Study finds strong correlations between segregation and life outcome in the Bay Area
OAKLAND, Calif. - A new study of the nine-county Bay Area region found strong correlations between segregation and life outcomes.
Study author, Arthur Gailes, fair housing coordinator with the Haas Institute for a Fair and Inclusive Society joined us on KTVU’s The Four on Thursday to discuss his key findings.
He found that people in highly-segregated black and Latin(o/a/x) communities ultimately have poorer life outcomes than people in white or integrated neighborhoods.
Gailes said with the granular data from over the past few years, that they were able to pinpoint the exact levels of income, home values, test scores, and high-school graduation rates that exist in these communities.
“We’re not just able to say, ‘Oh people in segregated neighborhoods are at a disadvantage,’ but quantify exactly what that means.

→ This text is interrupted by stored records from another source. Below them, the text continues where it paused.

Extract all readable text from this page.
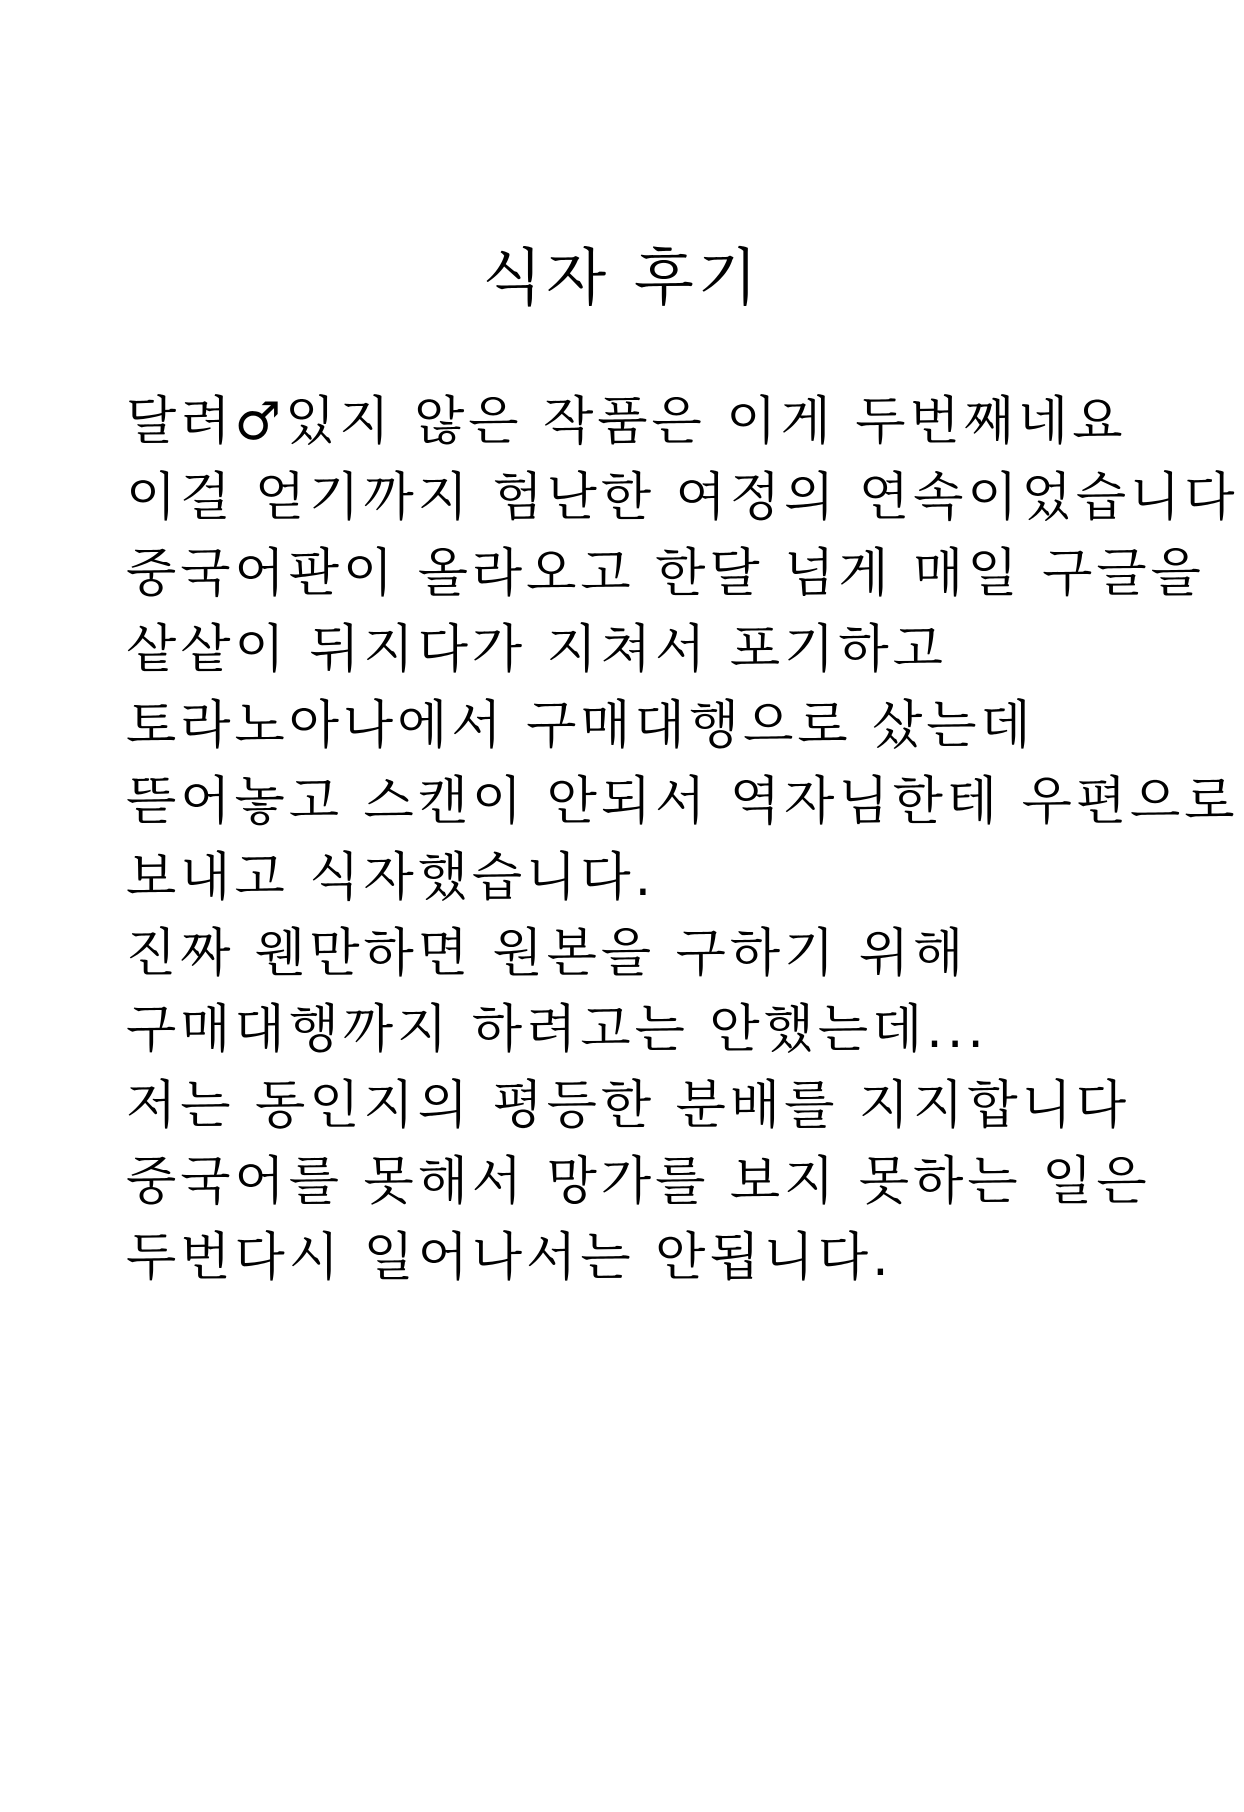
식자 후기
달려♂있지 않은 작품은 이게 두번째네요
이걸 얻기까지 험난한 여정의 연속이었습니다
중국어판이 올라오고 한달 넘게 매일 구글을
샅샅이 뒤지다가 지쳐서 포기하고
토라노아나에서 구매대행으로 샀는데
뜯어놓고 스캔이 안되서 역자님한테 우편으로
보내고 식자했습니다.
진짜 웬만하면 원본을 구하기 위해
구매대행까지 하려고는 안했는데...
저는 동인지의 평등한 분배를 지지합니다
중국어를 못해서 망가를 보지 못하는 일은
두번다시 일어나서는 안됩니다.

For example, in this study of the Bay Area, people living in heavily black or Latino segregated neighborhoods are in the labor force at about the same rate as people in integrated and white neighborhoods, but they only make about 40% of the income of the people in those neighborhoods.
Gailes’ study used a measure of segregation developed by sociologist Elizabeth Roberto called divergence.
“It basically compares at the neighborhood level, each race’s proportion compared to its proportion in the county or regional level,” Gailes said.
A continuation of the five-part-series study will propose policy solutions that will help alleviate the troubles in segregated communities and segregation itself. Those solutions may include; building more housing, establishing rent control to help people live in more integrated communities.
Gailes’ work has also looked at the history of segregation in the Bay Area— redlining zoning requirements that existed before the fair housing law. They’ve also produced interactive web maps that allow you to look at segregation on the neighborhood level within the Bay Area.
The institute has also produced interactive web maps that allow you to look at segregation on the neighborhood level within the Bay Area.
“The biggest takeaway is that even if nobody has any racial animosity, people who are seeking to say, preserve the character of their neighborhoods can really create situations in which whole groups of people are isolated from opportunity to advance forward in life,” Gailes said.
He noted this can perpetuate systems for decades.